Une série de féminicides, un tueur, ' l’assassin du dimanche '. Des femmes s’organisent, créent un collectif, avec Aurélie, une jeune qui travaille en usine, Jacqueline, une ancienne braqueuse, Anaïs, professeure de philosophie, Stella, mannequin, Louise, une femme de théâtre…
Difficile de parler de cette oeuvre. Indifférente je suis. Peut-être est-ce que parce que j'ai beaucoup lu sur les féminicides et les violences diverses et variées que les femmes subissent... Je crois que je n'ai pas compris l'objectif. Toutefois, ça se lit à la vitesse de l'éclair.
L'assassin du dimanche est un court roman, dans lequel un tueur en série s'en prend uniquement à des femmes. Plusieurs femmes se réunissent régulièrement pour échanger des infos à ce sujet, et essayer, ensemble, de trouver le tueur.

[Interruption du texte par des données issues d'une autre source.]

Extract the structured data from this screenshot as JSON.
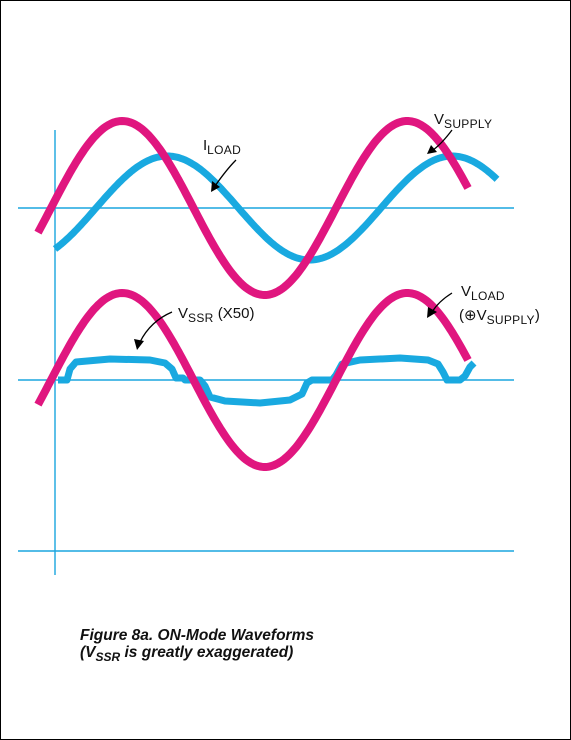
{
  "labels": {
    "i_load": {
      "main": "I",
      "sub": "LOAD"
    },
    "v_supply": {
      "main": "V",
      "sub": "SUPPLY"
    },
    "v_ssr": {
      "main": "V",
      "sub": "SSR",
      "suffix": " (X50)"
    },
    "v_load": {
      "main": "V",
      "sub": "LOAD",
      "line2_prefix": "(⊕V",
      "line2_sub": "SUPPLY",
      "line2_suffix": ")"
    }
  },
  "caption": {
    "line1": "Figure 8a. ON-Mode Waveforms",
    "line2_prefix": "(V",
    "line2_sub": "SSR",
    "line2_suffix": " is greatly exaggerated)"
  },
  "colors": {
    "supply_wave": "#e0167f",
    "load_current_wave": "#19a9e0",
    "axes": "#1aa6df",
    "border": "#000000"
  }
}
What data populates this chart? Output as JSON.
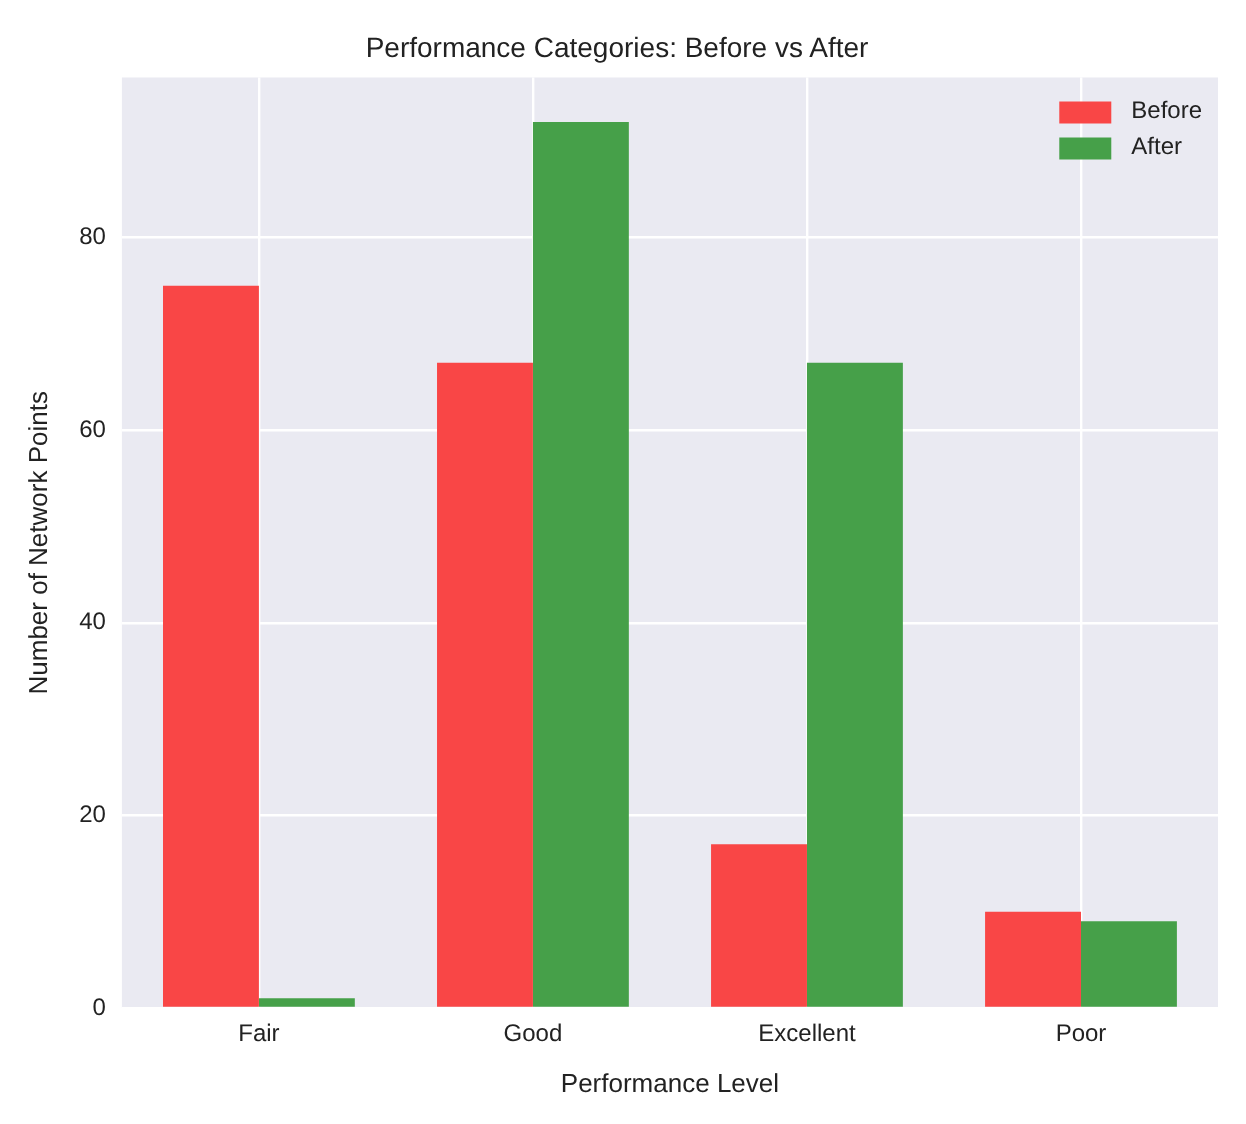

Ce récit est agréable à lire, il se lit en deux heures, je pense. Les personnages sont des femmes, comme Aurélie, Anaïs ou Stella, chacune avec son histoire et sa personnalité ! Toutefois, ce n'était pas toujours facile à suivre, du fait des nombreux personnages, que je confondais...et de par le style, auquel je n'ai pas trop accroché : les phrases sont un peu hachées, entremêlées, c'est un peu écrit comme on parle au niveau du rythme. C'est un livre avec le thème du féminisme, qui apporte des réflexions à ce sujet. Ces femmes ont beaucoup de courage : elles travaillent, ou ont perdu un mari, ou traînent un lourd passé par exemple. Il y a la notion d'entraide, d'amitié, du "girl power"...
Je serais passée à côté de ce livre, si ce n'était pour un challenge, et c'aurait été un peu dommage, c'est une lecture sympa !
Je suis désolée, mais je ne comprends vraiment pas ""l'intérêt"" de ce livre. Je suis totalement passée à côté. Je le finis à la seconde et j'ai le sentiment que seul un émoji confus se rapproche un peu de la tête que je fais. Je me suis ennuyée tout le long, à chaque ligne, et j'ai tenu bon en pensant que tout ça me mènerait à quelque chose, à une révélation sur ce que l'autrice transmettait, mais rien. J'ai presque failli arrêter à quelques pages de la fin. Je pense que tourner des pages vides m'aurait fait à peu près la même chose. Rien.